THIS IS A TRANSLATED VERSION OF THIS SWEDISH POST!
Who, if not me, would slip in a puddle of water on their way to the beach? I scraped my foot and got an enormously big, black bruise on my knee. At the moment (the day after) it hurts like… and I can’t even sit in certain positions.
But that wasn’t the only escapade I was out on yesterday, no no. I did some other crazy stuff, like going for a massage. Real thai massage. No oil, but with clothes on. Clothes on is the real thai massage.
And now I don’t mean the one with happy endings, cause then I suppose you don’t wear any clothes at all. 😉
When I entered I asked if they only had 1 hour or if they had 1 ½ hours too. ”Yes, yes, we have what you want.” was the answer. Ok, then she understood that I wanted 1 ½ hours I thought. Great. She threw a piece of cloth to me and pointed towards the toilet. ”Be careful”, she said too. And given the collision with the puddle I gently stepped inside. The floor was very wet. Hm, the cloth was a pair of fisherman’s pants. What should I wear upfront then? I took my pants off, but kept the top and bra on.
When I came out I asked whether to take the top off or keep it on. The answer was ”NOOOOOO”.
Well. Apparantly she didn’t hear the word ”or” in my sentence. I decided to keep it on until someone ordered me otherwise. No one did. As long as I was lying on my stomach all went well. Even when she hooked her legs, standing on my bum, with my legs and pulled my arms until my back was all bent. Although it might not sound like it, it was a very comfortable position; it felt like everything inside was stretched out in a well needed stretch. She must have an incredible sense of balance; it can’t be easy to stand on my fat bum. For a second I started to giggle while I thought of how funny it must have looked, but it passed quickly and I focused on breathing again.

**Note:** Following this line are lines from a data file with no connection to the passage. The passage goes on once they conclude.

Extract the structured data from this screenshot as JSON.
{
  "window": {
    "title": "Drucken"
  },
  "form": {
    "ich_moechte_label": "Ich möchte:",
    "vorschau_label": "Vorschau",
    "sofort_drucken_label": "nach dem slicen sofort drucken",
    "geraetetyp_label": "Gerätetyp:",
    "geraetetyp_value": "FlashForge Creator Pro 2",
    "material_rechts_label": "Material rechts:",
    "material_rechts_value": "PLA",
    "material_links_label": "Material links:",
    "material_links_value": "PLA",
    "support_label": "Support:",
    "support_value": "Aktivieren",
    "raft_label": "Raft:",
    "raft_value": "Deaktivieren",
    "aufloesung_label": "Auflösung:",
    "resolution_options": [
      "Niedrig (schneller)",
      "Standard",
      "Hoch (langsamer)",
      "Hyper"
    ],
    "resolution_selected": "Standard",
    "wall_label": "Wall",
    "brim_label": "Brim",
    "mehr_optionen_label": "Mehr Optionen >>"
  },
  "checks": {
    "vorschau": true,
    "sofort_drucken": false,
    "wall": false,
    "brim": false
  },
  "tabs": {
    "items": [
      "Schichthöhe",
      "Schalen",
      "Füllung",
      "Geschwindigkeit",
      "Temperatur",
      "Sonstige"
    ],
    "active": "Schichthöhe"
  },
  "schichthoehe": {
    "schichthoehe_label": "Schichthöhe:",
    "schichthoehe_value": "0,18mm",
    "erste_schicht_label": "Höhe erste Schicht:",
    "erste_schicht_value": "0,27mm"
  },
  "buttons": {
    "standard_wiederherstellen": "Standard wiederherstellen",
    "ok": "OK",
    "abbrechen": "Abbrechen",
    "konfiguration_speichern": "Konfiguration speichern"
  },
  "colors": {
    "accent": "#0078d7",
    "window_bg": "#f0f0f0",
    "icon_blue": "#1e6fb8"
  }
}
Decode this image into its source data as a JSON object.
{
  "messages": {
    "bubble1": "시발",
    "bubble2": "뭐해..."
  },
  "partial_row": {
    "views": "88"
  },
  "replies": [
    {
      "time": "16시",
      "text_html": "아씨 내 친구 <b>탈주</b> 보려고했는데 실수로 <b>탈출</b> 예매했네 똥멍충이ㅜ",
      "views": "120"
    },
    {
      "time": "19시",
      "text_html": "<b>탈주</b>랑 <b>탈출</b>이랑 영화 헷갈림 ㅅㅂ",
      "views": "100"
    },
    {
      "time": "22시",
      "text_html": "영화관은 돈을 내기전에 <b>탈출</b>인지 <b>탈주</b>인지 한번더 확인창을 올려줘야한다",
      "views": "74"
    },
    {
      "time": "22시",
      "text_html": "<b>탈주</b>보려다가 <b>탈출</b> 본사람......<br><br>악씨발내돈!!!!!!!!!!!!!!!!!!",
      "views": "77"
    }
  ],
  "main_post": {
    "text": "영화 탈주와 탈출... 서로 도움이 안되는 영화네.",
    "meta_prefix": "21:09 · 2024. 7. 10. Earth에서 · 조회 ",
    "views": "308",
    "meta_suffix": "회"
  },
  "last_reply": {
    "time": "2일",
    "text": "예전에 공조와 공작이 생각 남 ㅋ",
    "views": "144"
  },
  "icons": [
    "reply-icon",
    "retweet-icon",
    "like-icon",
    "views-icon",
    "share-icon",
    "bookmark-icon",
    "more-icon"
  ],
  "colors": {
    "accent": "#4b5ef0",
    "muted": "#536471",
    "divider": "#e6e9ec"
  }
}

The feeling is usually pretty neat in an uncomfortable way.
Well, then I had to turn around on my back. She was massaging my legs and I didn’t feel anything in particular. Then she got up to, what’s it called? Groins? Although it’s more on top, in front. They press very hard here for a long while and then when they let go, you can feel the blood rushing down your legs. The feeling is usually pretty neat in an uncomfortable way.
But yesterday, well, I had another panic attack for some reason.
I suppose mentally I don’t feel so good, but I actually felt a greater panic attack about having a panic attack, because if it’s one thing I cannot live without – it’s massage. Thai massage is absolutely awesome for my neck injury, and well, facials I can manage without but not massage.
So I pulled out my sword and prepared for a fight.
No one would surrender over some anxiety. Indeed. With the sword in my hand I focused on a square, where I breathed in on one side and out on the next. This tip I got from my friend Lotta, the other day when she’d read about my recent panic attack. And I feel extremely happy to inform you that it actually works. In this way and with my sword I managed to ward off my panic attack. I won! Proudly I could continue enjoying my massage and whenever I felt something bubbling up inside of me I simply warded it off in the same manner. No one shall ever push me down!
The time for fighting is here!
1 hour later it was over. No reason for protesting that I indeed had wanted 1 ½ hours I presumed and went to change pants. I got a cup of tea, as usual and was ordered to sit down for a while. I sat there and watched while they massaged the stiff Norwegian boys. I saw how she tried that funny thing with him, as the girl had done with me; hooking the legs together. But he couldn’t do it so she had to abort. Sissy!